Śmierć jest i pozostanie tajemnicą, którą można rozwikłać jedynie próbując ją w pełni zrozumieć. Jest to jeden z niewielu danych, które nauka była w stanie potwierdzić zmysł słuchu jest ostatnim, który tracimy przed śmiercią .
Przejście od życia do śmierci to moment, który budzi najwięcej pytań. Od pewnego czasu stwierdzono, że słuch jest jedynym zmysłem, który po wzroku i świadomości pozostaje aktywny. Dziś potwierdzają to badania naukowe.
Odkrycie to z pewnością nie jest bez znaczenia rozmowa z umierającą osobą jest niezwykle pocieszająca dla was obojga . Jeśli słuch jest nadal aktywny, słowa pełne miłości mogą pomóc danej osobie w spokoju oddać ostatni oddech.
Łatwiej znieść śmierć, nie myśląc o niej, niż myśl o śmierci bez niebezpieczeństwa.
-Blaise Pascal-

Słuch i moment przemijania
Badanie przeprowadzili naukowcy z Uniwersytetu Kolumbii Brytyjskiej (UBC). Wyniki opublikowano w czasopiśmie Raporty naukowe . W badaniu wzięło udział kilku pacjentów znajdujących się na skraju śmierci w Hospicjum św. Jana w Vancouver (Kanada). Dane porównano z grupą kontrolną osób zdrowych.
Naukowcy pod kierunkiem dr Elizabeth Blundon monitorowali pacjentów za pomocą elektroencefalogram (EEG). Przyrząd ten mierzy aktywność elektryczną mózgu i pozwala wykryć wszelkie reakcje na bodźce środowiskowe.

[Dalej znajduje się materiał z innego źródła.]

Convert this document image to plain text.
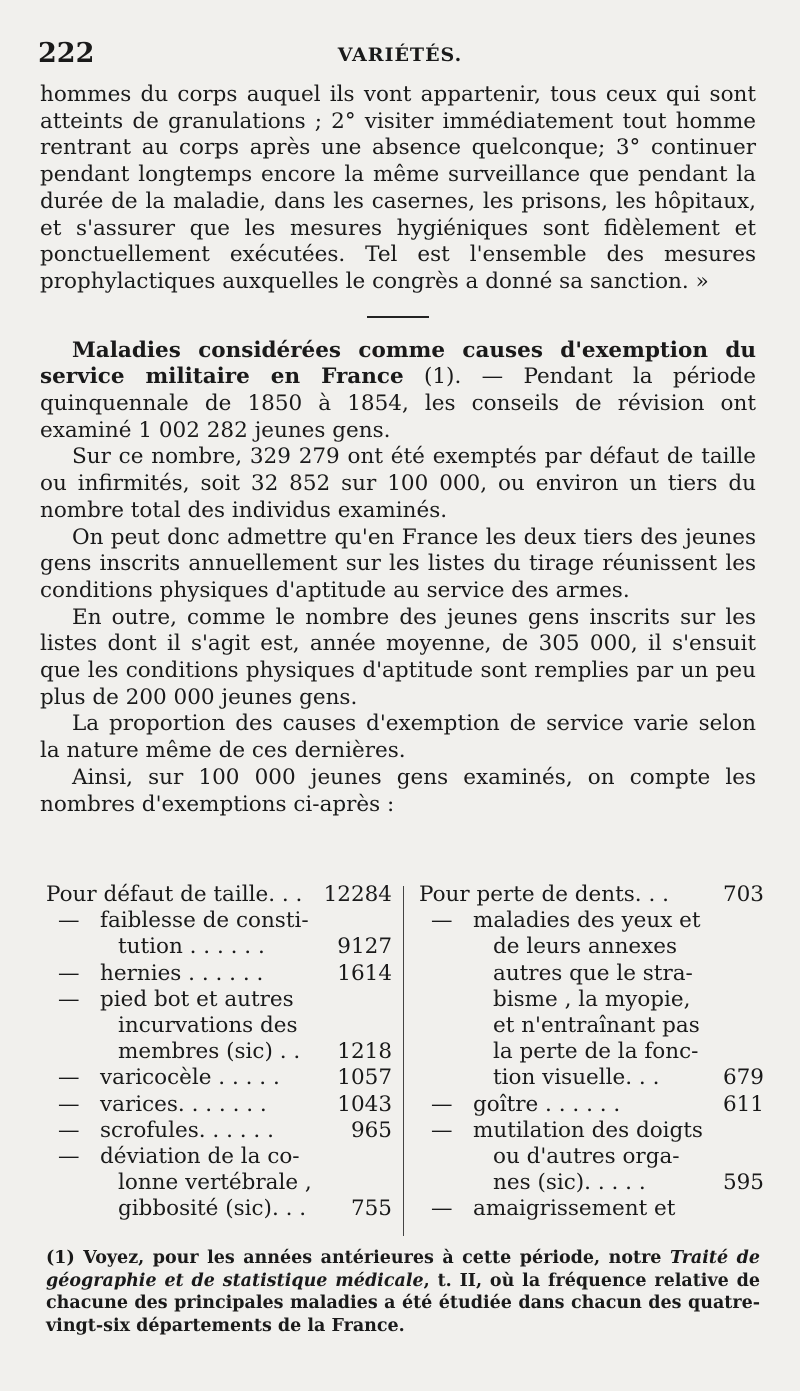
222	VARIÉTÉS.

hommes du corps auquel ils vont appartenir, tous ceux qui sont atteints de granulations ; 2° visiter immédiatement tout homme rentrant au corps après une absence quelconque; 3° continuer pendant longtemps encore la même surveillance que pendant la durée de la maladie, dans les casernes, les prisons, les hôpitaux, et s'assurer que les mesures hygiéniques sont fidèlement et ponctuellement exécutées. Tel est l'ensemble des mesures prophylactiques auxquelles le congrès a donné sa sanction. »

Maladies considérées comme causes d'exemption du service militaire en France (1). — Pendant la période quinquennale de 1850 à 1854, les conseils de révision ont examiné 1 002 282 jeunes gens.

Sur ce nombre, 329 279 ont été exemptés par défaut de taille ou infirmités, soit 32 852 sur 100 000, ou environ un tiers du nombre total des individus examinés.

On peut donc admettre qu'en France les deux tiers des jeunes gens inscrits annuellement sur les listes du tirage réunissent les conditions physiques d'aptitude au service des armes.

En outre, comme le nombre des jeunes gens inscrits sur les listes dont il s'agit est, année moyenne, de 305 000, il s'ensuit que les conditions physiques d'aptitude sont remplies par un peu plus de 200 000 jeunes gens.

La proportion des causes d'exemption de service varie selon la nature même de ces dernières.

Ainsi, sur 100 000 jeunes gens examinés, on compte les nombres d'exemptions ci-après :

Pour défaut de taille. . . 12284
— faiblesse de consti-
tution . . . . . .	9127
— hernies . . . . . .	1614
— pied bot et autres
incurvations des
membres (sic) . .	1218
— varicocèle . . . . .	1057
— varices. . . . . . .	1043
— scrofules. . . . . .	965
— déviation de la co-
lonne vertébrale ,
gibbosité (sic). . .	755
Pour perte de dents. . .	703
— maladies des yeux et
de leurs annexes
autres que le stra-
bisme , la myopie,
et n'entraînant pas
la perte de la fonc-
tion visuelle. . .	679
— goître . . . . . .	611
— mutilation des doigts
ou d'autres orga-
nes (sic). . . . .	595
— amaigrissement et
(1) Voyez, pour les années antérieures à cette période, notre Traité de géographie et de statistique médicale, t. II, où la fréquence relative de chacune des principales maladies a été étudiée dans chacun des quatre-vingt-six départements de la France.
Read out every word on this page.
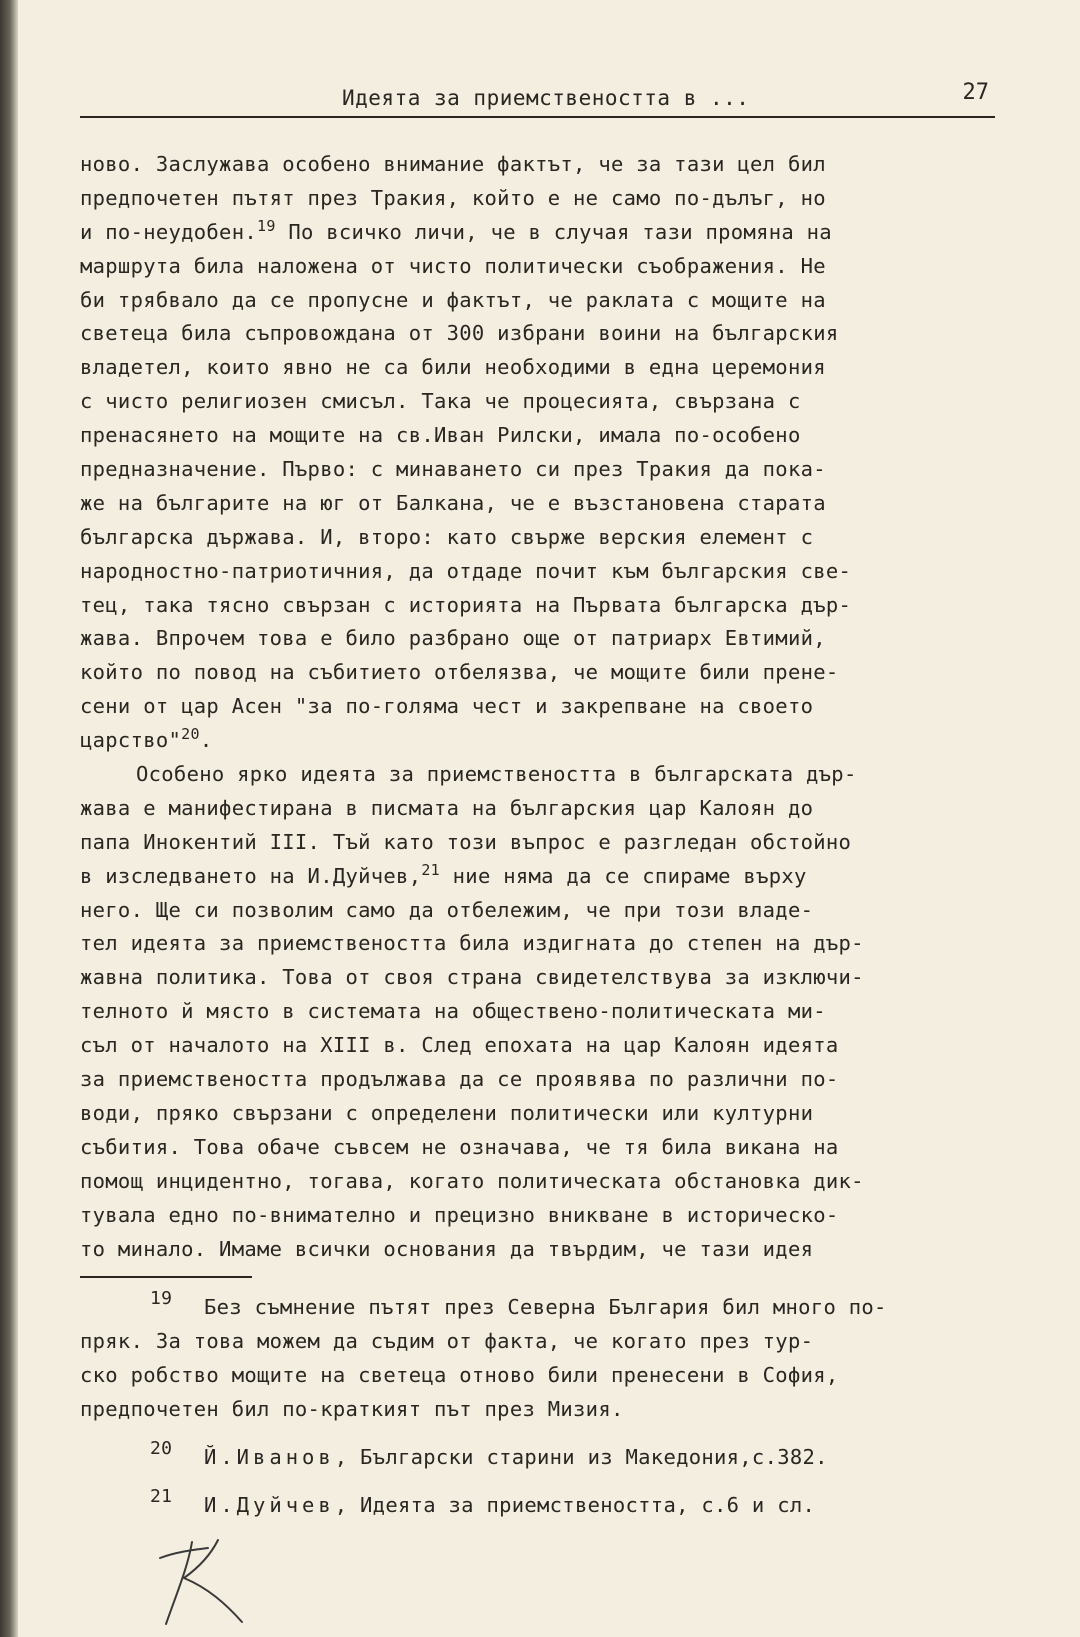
Идеята за приемствеността в ...	27
ново. Заслужава особено внимание фактът, че за тази цел бил
предпочетен пътят през Тракия, който е не само по-дълъг, но
и по-неудобен.$^{19}$ По всичко личи, че в случая тази промяна на
маршрута била наложена от чисто политически съображения. Не
би трябвало да се пропусне и фактът, че раклата с мощите на
светеца била съпровождана от 300 избрани воини на българския
владетел, които явно не са били необходими в една церемония
с чисто религиозен смисъл. Така че процесията, свързана с
пренасянето на мощите на св.Иван Рилски, имала по-особено
предназначение. Първо: с минаването си през Тракия да пока-
же на българите на юг от Балкана, че е възстановена старата
българска държава. И, второ: като свърже верския елемент с
народностно-патриотичния, да отдаде почит към българския све-
тец, така тясно свързан с историята на Първата българска дър-
жава. Впрочем това е било разбрано още от патриарх Евтимий,
който по повод на събитието отбелязва, че мощите били прене-
сени от цар Асен "за по-голяма чест и закрепване на своето
царство"$^{20}$.
Особено ярко идеята за приемствеността в българската дър-
жава е манифестирана в писмата на българския цар Калоян до
папа Инокентий III. Тъй като този въпрос е разгледан обстойно
в изследването на И.Дуйчев,$^{21}$ ние няма да се спираме върху
него. Ще си позволим само да отбележим, че при този владе-
тел идеята за приемствеността била издигната до степен на дър-
жавна политика. Това от своя страна свидетелствува за изключи-
телното й място в системата на обществено-политическата ми-
съл от началото на XIII в. След епохата на цар Калоян идеята
за приемствеността продължава да се проявява по различни по-
води, пряко свързани с определени политически или културни
събития. Това обаче съвсем не означава, че тя била викана на
помощ инцидентно, тогава, когато политическата обстановка дик-
тувала едно по-внимателно и прецизно вникване в историческо-
то минало. Имаме всички основания да твърдим, че тази идея
19 Без съмнение пътят през Северна България бил много по-
пряк. За това можем да съдим от факта, че когато през тур-
ско робство мощите на светеца отново били пренесени в София,
предпочетен бил по-краткият път през Мизия.
20 Й.Иванов, Български старини из Македония,с.382.
21 И.Дуйчев, Идеята за приемствеността, с.6 и сл.
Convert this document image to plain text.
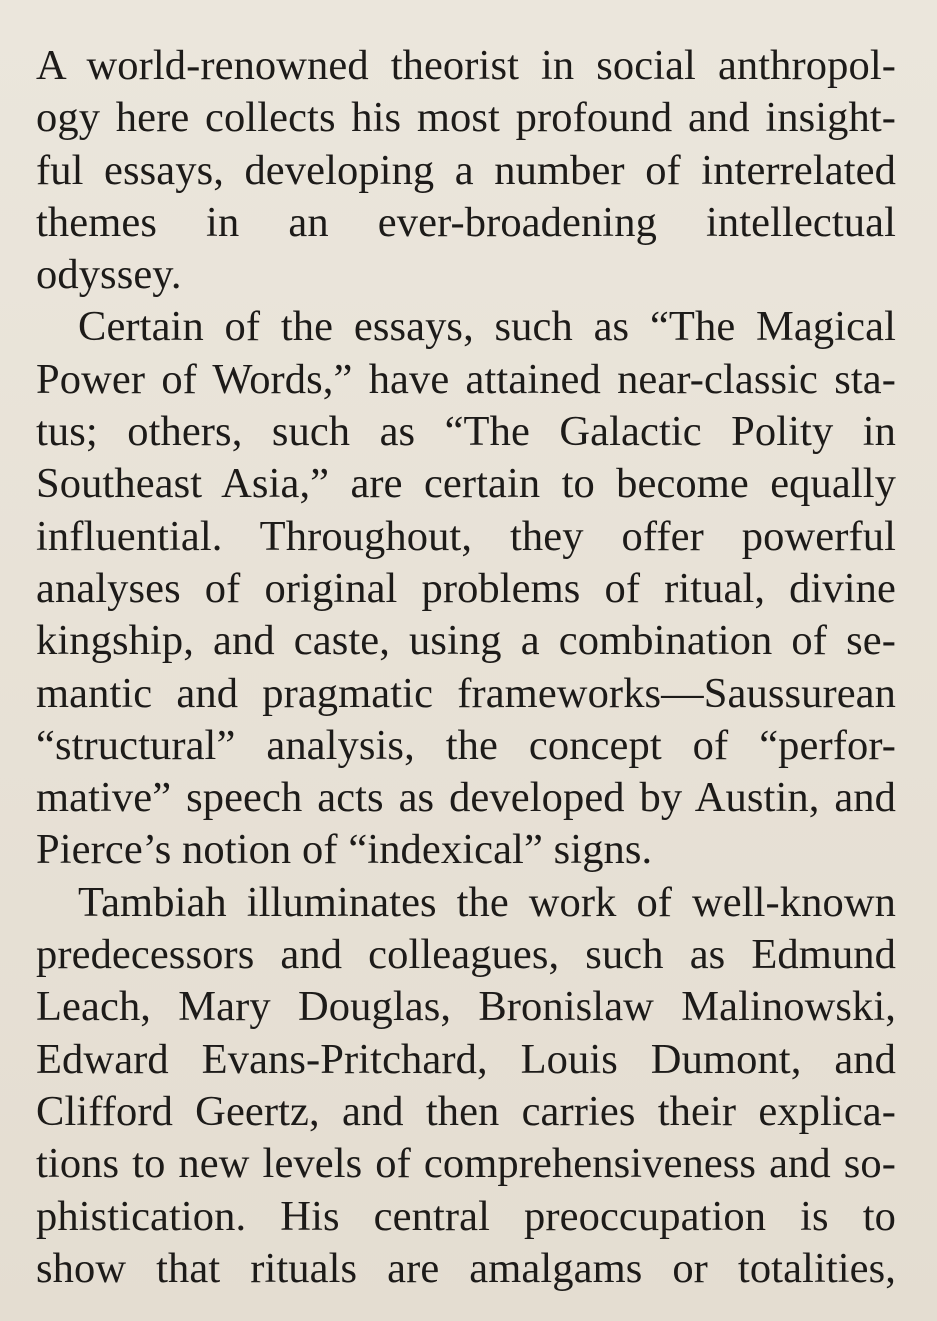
A world-renowned theorist in social anthropol-
ogy here collects his most profound and insight-
ful essays, developing a number of interrelated
themes in an ever-broadening intellectual
odyssey.
Certain of the essays, such as “The Magical
Power of Words,” have attained near-classic sta-
tus; others, such as “The Galactic Polity in
Southeast Asia,” are certain to become equally
influential. Throughout, they offer powerful
analyses of original problems of ritual, divine
kingship, and caste, using a combination of se-
mantic and pragmatic frameworks—Saussurean
“structural” analysis, the concept of “perfor-
mative” speech acts as developed by Austin, and
Pierce’s notion of “indexical” signs.
Tambiah illuminates the work of well-known
predecessors and colleagues, such as Edmund
Leach, Mary Douglas, Bronislaw Malinowski,
Edward Evans-Pritchard, Louis Dumont, and
Clifford Geertz, and then carries their explica-
tions to new levels of comprehensiveness and so-
phistication. His central preoccupation is to
show that rituals are amalgams or totalities,
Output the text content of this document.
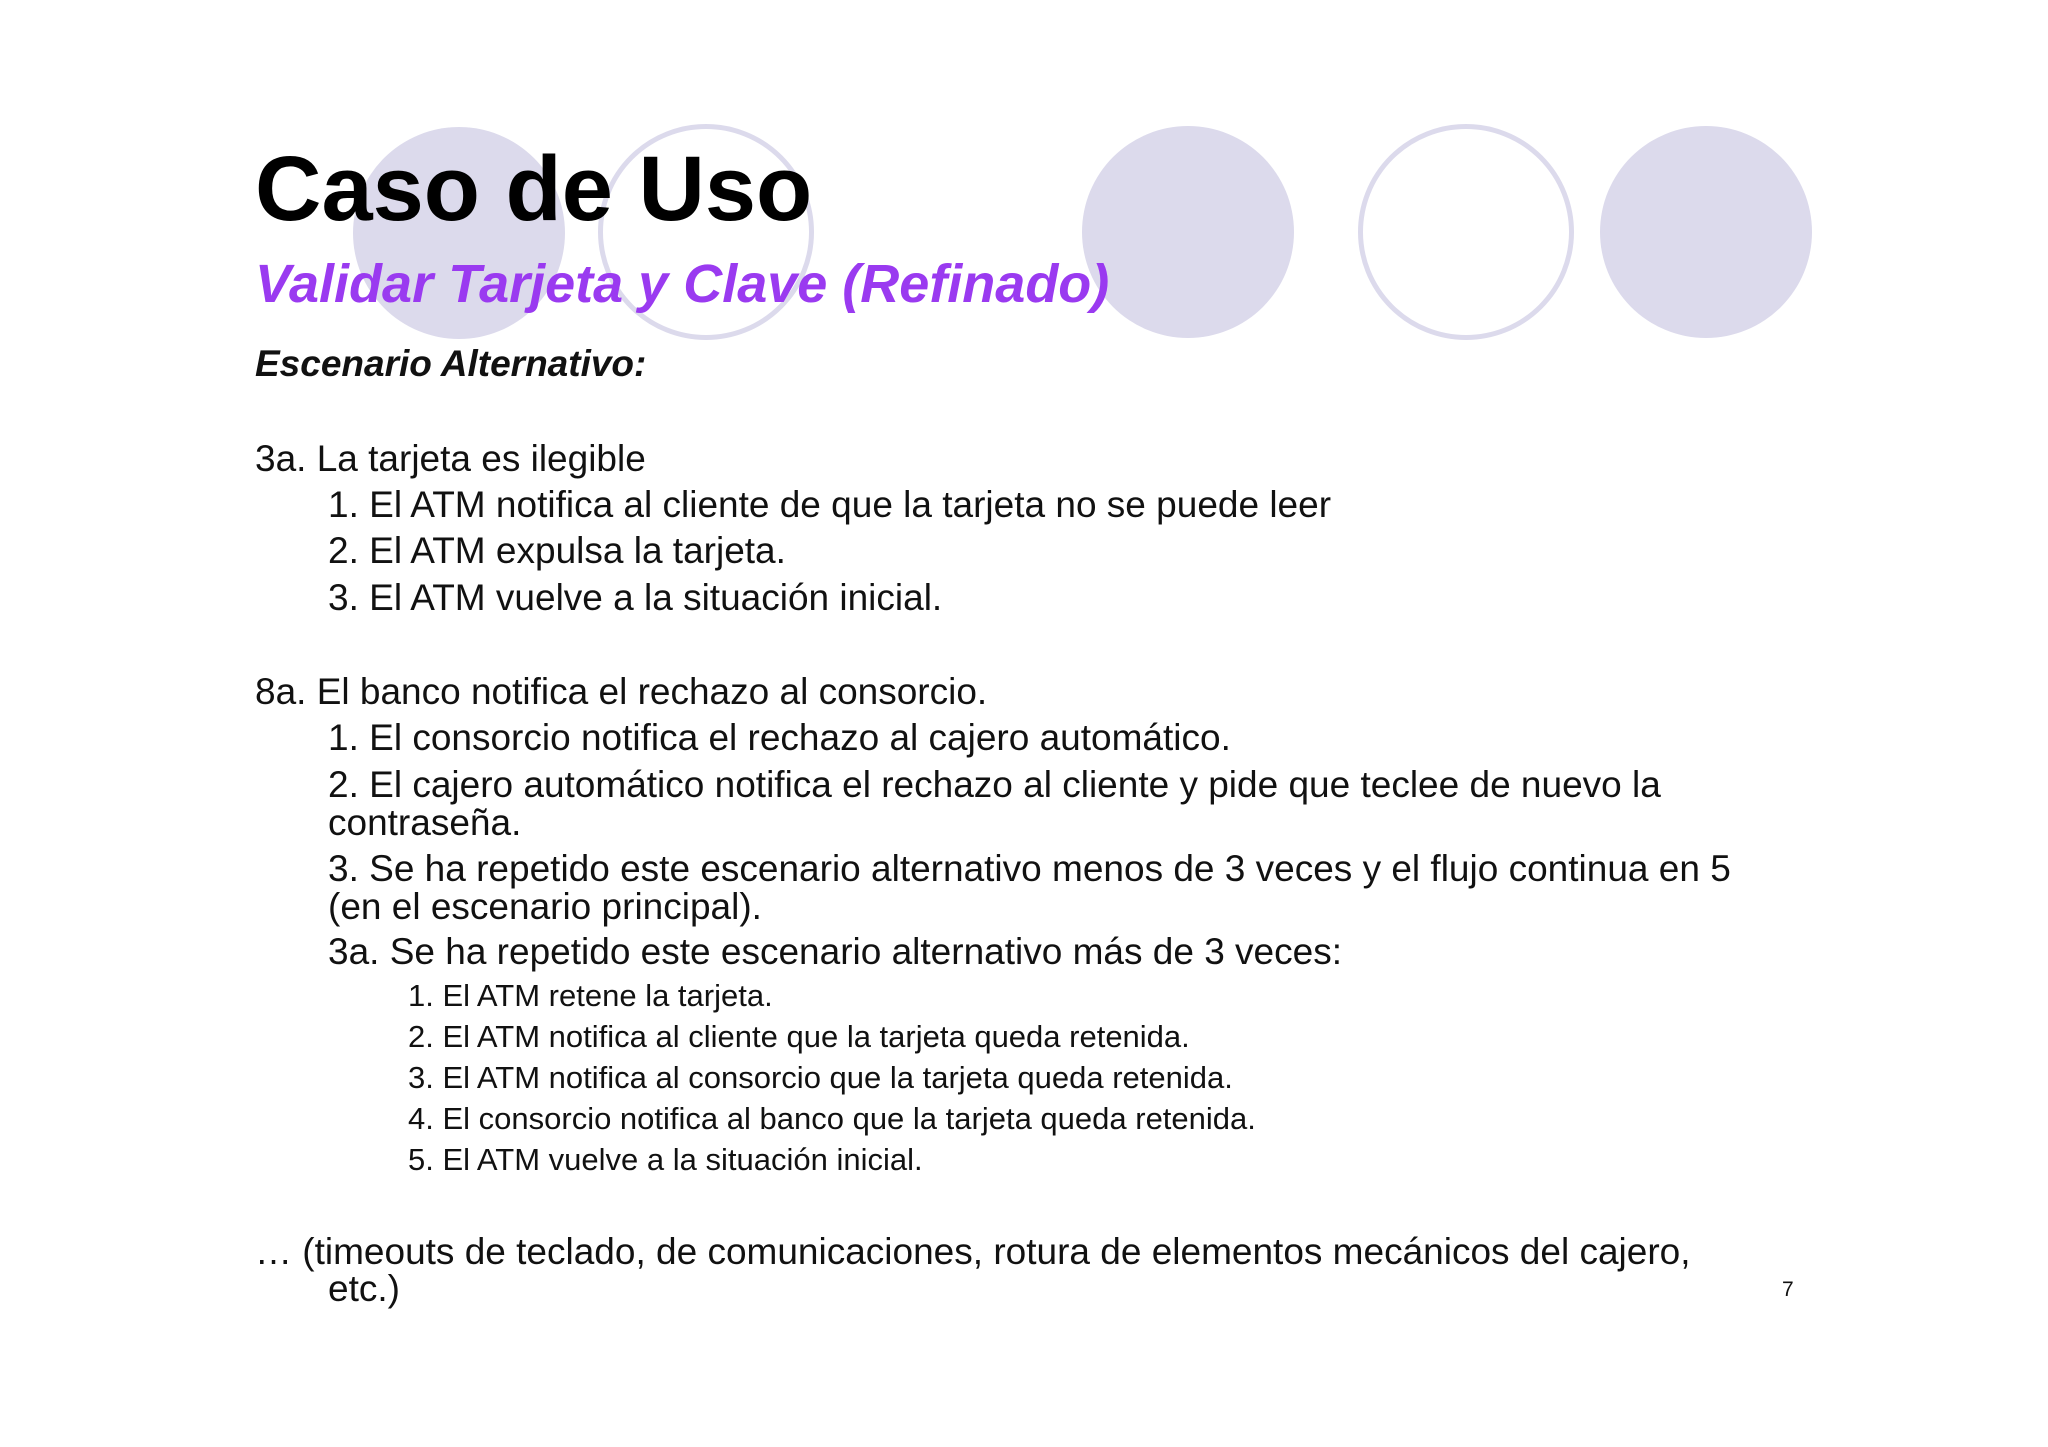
Caso de Uso
Validar Tarjeta y Clave (Refinado)

Escenario Alternativo:

3a. La tarjeta es ilegible

1. El ATM notifica al cliente de que la tarjeta no se puede leer

2. El ATM expulsa la tarjeta.

3. El ATM vuelve a la situación inicial.

8a. El banco notifica el rechazo al consorcio.

1. El consorcio notifica el rechazo al cajero automático.

2. El cajero automático notifica el rechazo al cliente y pide que teclee de nuevo la

contraseña.

3. Se ha repetido este escenario alternativo menos de 3 veces y el flujo continua en 5

(en el escenario principal).

3a. Se ha repetido este escenario alternativo más de 3 veces:

1. El ATM retene la tarjeta.

2. El ATM notifica al cliente que la tarjeta queda retenida.

3. El ATM notifica al consorcio que la tarjeta queda retenida.

4. El consorcio notifica al banco que la tarjeta queda retenida.

5. El ATM vuelve a la situación inicial.

… (timeouts de teclado, de comunicaciones, rotura de elementos mecánicos del cajero,

etc.)	7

Pacjenci, świadomi i nieświadomi, byli wystawieni na pospolite i niezwykłe dźwięki. Tę samą procedurę zastosowano także u zdrowych pacjentów. W obu przypadkach uzyskano podobną reakcję mózgu .

Wyniki badania
Badacze doszli do wniosku, że ludzie mogli odbierać dźwięki nawet wtedy, gdy na krótko przed śmiercią weszli w stan nieprzytomności . Doktor Elizabeth Blundon wyjaśniła, że ci, którzy umierają śmiercią naturalną, wchodzą w fazę braku reakcji. Jednak badanie wskazuje, że mimo to nadal są w stanie słyszeć.
Blundon dodał, że dane pokazują, że umierający mózg może reagować na dźwięki nawet w stanie nieprzytomności aż do ostatnich minut życia. Potwierdza to pogląd, że słuch jest zmysłem, który zanika jako ostatni.
Jednakże badacze nie są w stanie wyjaśnić, czy percepcja tych dźwięków wiąże się z precyzją poziom świadomości . Innymi słowy, nadal nie wiemy, czy i w jakim stopniu umierający ludzie są w stanie pojąć znaczenie dźwięków.
Romayne Gallagher, lekarz, który poświęcił się studiowaniu tego tematu, wierzy, że istnieje pewien poziom świadomości; mówi tak, ponieważ w swojej karierze zaobserwował niezwykle pozytywne reakcje u pacjentów na skraju śmierci śmierć którzy słyszeli głosy bliskich. Badanie UBC w istocie nie pozwala potwierdzić ani wykluczyć takiej możliwości.
Inne ciekawe dane
W 2017 roku dr Sam Parnia z New York University również zadał sobie kilka pytań dotyczących ostatnich chwil życia. Doświadczenia z pacjentami, którzy odzyskali przytomność po zawale serca, utwierdziły go w przekonaniu że aktywność mózgu utrzymuje się nawet po śmierci klinicznej organizmu .
Parnia twierdzi, że śmierć jest przeżyciem, a nie chwilą. Gdy płuca przestaną oddychać, a serce przestanie bić aktywność mózgu jest nadal obecny i utrzymuje się przez co najmniej kolejne trzy minuty. W tym sensie nie jest jasne, czy dana osoba jest świadoma swojej śmierci, ale Parnia tak uważa.
Lekarz zachęca nas, abyśmy o tym pamiętali czy możesz ożywić osobę po zawał serca jeśli nie ma uszkodzeń mózgu . Twierdzi również, że jest to możliwe do pięciu lub sześciu godzin po śmierci, ponieważ mózg nadal funkcjonuje. Temat jest niezwykle fascynujący, ale jak w przypadku wielu innych, w tej chwili jest więcej pytań niż odpowiedzi.